Erosion at Olorgesailie has destroyed sediment layers dating to the Middle Stone Age transition. So the researchers hired a Kenyan company to drill as deeply as possible in the Koora basin, located about 24 kilometers south of Olorgesailie. Dating of the 139-meter-long extracted core found that the sediments spanned much of the last 1 million years, making it the best environmental record of that time period for anywhere in Africa, Potts says.
Chemical and microscopic studies of the core revealed signs of volcanic eruptions having created faults that fragmented the Olorgesailie landscape starting roughly 400,000 years ago. Small ponds and lakes then replaced larger lake basins at a time when rainfall became inconsistent. Intermittent, increasingly frequent dry periods resulted in severe water shortages.
Vegetation changes followed. Shifts back and forth from grassy plains to forests denied large animals, such as elephants, regular access to former grazing areas. Faults in the landscape also reduced the size of any available grazing areas. As Potts’ team has previously found, smaller animals with diverse diets, including antelopes and pigs, became prominent at Olorgesailie during the Middle Stone Age. Stone tools at that time may have been tailored for hunting and processing smaller prey, the researchers say.

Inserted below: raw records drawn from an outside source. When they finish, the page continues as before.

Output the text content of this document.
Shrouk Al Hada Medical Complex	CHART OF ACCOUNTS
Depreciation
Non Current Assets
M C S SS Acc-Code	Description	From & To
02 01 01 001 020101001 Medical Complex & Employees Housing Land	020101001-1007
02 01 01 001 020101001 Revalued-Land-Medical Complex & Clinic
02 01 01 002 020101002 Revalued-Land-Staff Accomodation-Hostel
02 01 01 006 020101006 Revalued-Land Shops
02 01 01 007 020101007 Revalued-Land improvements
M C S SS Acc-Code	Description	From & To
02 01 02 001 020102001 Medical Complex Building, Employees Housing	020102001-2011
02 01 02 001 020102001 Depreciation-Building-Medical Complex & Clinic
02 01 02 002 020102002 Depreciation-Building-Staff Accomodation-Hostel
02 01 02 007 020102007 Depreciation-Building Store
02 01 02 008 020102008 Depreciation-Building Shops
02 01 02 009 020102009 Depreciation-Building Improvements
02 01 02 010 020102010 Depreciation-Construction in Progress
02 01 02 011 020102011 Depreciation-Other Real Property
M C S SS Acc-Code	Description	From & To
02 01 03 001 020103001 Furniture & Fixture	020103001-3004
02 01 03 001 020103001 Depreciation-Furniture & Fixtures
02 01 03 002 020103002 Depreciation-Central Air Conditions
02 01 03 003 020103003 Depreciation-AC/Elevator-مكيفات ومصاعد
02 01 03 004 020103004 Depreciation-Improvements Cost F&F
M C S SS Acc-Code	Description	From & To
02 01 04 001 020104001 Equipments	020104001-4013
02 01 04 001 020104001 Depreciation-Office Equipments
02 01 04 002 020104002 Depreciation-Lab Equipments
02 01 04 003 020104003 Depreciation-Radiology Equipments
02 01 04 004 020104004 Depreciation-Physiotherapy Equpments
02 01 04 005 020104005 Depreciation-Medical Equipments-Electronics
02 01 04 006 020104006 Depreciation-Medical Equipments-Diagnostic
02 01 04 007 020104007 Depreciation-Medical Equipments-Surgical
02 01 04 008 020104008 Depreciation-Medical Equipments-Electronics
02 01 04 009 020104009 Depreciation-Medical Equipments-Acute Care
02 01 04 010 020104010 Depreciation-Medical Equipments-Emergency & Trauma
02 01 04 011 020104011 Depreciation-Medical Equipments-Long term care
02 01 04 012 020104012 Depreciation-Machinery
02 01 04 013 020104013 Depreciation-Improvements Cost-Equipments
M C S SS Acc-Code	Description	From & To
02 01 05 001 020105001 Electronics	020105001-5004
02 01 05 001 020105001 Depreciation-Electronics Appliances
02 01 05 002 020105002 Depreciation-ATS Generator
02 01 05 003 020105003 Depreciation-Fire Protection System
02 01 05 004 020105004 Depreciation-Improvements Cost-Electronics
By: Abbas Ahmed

Booms and busts in resource availability during the Middle Stone Age each generally lasted for a few thousand years, based on evidence from the Koora sediment core, Potts says. That time resolution is a big improvement over previous studies that used global climate data to reconstruct ancient African environmental changes that occurred over tens of thousands of years, says archaeologist and paleoanthropologist Manuel Will of the University of Tübingen in Germany, who did not participate in the new investigation.
Pott and colleagues’ findings “provide the best evidence yet for a link between environmental changes in East Africa and the spread of Middle Stone Age technology and increased mobility across the landscape,” says paleoanthropologist Chris Stringer of the Natural History Museum in London. Although it’s still unclear where in Africa — as well as when and by whom — Middle Stone Age tools were invented, early humans would have found such implements invaluable for adapting to environmental disruptions, Stringer says.
Olorgesailie’s Middle Stone Age boom-and-bust scenario may not apply to other parts of Africa where spearpoints and related implements didn’t appear until later, cautions archaeologist Lyn Wadley of the University of the Witwatersrand in Johannesburg. In those settings, Middle Stone Age tools may have proven useful even for groups that enjoyed relatively stable water and food sources.